Open source tools for document preprocessing
https://github.com/GoogleCloudPlatform/document-ai-samples/tree/main/web-app-pix2info-python
https://cloud.google.com/document-ai/docs/handle-response#quickstart
Document AI toolbox an SDK for Python that provides utility functions for managing, manipulating, and extracting information from the document response. It creates a “wrapped” document object from a processed document response from JSON files in Cloud Storage, local JSON files, or output directly from the process_documents() method.
It can perform the following actions:
Combine sharded Documents JSON files from Batch Processing into a single “wrapped” Document.
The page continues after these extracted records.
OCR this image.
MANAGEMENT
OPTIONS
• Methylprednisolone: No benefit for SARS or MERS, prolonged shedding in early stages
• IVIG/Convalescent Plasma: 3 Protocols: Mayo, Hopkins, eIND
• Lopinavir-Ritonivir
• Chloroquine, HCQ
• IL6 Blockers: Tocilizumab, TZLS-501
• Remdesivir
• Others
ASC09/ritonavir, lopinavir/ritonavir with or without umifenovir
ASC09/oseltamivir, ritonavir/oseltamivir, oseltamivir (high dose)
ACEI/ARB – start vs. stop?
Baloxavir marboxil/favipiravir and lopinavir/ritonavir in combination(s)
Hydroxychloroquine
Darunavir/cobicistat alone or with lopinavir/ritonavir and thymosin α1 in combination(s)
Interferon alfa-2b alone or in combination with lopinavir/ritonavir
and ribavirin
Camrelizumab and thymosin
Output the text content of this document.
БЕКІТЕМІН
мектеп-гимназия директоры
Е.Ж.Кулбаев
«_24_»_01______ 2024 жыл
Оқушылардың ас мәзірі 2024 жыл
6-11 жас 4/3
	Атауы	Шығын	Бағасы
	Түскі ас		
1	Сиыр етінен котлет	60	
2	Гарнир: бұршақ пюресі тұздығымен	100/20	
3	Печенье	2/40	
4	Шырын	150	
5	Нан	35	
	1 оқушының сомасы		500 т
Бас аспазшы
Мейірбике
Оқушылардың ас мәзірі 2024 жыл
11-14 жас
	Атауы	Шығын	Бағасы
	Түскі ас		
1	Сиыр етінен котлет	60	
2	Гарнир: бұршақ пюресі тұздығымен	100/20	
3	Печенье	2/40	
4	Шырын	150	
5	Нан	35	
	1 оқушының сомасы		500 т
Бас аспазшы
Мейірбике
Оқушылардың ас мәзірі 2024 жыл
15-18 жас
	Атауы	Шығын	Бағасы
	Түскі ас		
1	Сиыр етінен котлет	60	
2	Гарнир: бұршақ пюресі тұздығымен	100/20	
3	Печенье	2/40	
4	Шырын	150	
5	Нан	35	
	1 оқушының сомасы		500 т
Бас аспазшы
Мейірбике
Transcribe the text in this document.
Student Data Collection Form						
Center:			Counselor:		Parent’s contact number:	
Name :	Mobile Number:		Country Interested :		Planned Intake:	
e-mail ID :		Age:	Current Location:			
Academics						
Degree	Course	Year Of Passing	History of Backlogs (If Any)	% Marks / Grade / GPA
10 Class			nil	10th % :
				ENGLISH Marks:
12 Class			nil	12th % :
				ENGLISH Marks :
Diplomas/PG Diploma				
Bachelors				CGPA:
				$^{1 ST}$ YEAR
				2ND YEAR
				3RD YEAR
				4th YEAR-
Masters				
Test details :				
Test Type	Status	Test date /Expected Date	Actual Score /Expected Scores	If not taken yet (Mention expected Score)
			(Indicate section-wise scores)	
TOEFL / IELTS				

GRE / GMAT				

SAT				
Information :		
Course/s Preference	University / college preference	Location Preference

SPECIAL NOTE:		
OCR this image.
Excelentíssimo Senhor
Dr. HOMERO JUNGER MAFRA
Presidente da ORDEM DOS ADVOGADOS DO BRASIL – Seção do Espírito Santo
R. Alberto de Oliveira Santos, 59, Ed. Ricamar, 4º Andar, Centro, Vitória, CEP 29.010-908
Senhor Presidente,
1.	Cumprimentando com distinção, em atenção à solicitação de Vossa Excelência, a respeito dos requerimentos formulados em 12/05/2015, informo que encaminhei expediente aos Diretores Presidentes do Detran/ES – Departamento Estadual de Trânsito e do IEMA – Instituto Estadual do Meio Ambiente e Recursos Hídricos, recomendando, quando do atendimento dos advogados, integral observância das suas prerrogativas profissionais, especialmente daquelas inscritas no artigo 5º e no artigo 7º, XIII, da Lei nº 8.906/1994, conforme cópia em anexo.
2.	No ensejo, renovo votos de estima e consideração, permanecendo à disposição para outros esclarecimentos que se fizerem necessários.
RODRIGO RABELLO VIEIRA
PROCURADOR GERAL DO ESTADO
Access text from Pages, Lines, Paragraphs, FormFields, and Tables without handling Layout information. Search for a Pages containing a target string or matching a regular expression. Search for FormFields by name. Search for Entities by type. Convert Tables a Pandas Dataframe or CSV. Insert Entities into a BigQuery table. Split a PDF file based on output from a Splitter/Classifier processor. Convert Documents to and from commonly used formats. Cloud Vision API AnnotateFileResponse
Reading PDF files
PyPDF2 is a library to handle pDF files in python. It can detect if the file is encrypted, or is a zip file
Converting from image to PDF
img2pdf is a python library to convert images into pdf.
Detecting multiple files on the same page
If you can detect, for example, multiple receipts on the same page, using a split classifier may not work, since files must be across different pages.
A solution would be to use a service like AutoML Object detection (or any other object detection service) for intra-pages splitting.
Quality
You can use Document AI Quality processor to detect blurry, skered, folded documents. Document AI quality processor can also detect if the document is too small.
If documents are rotated or have bad quality, Document AI will handle that.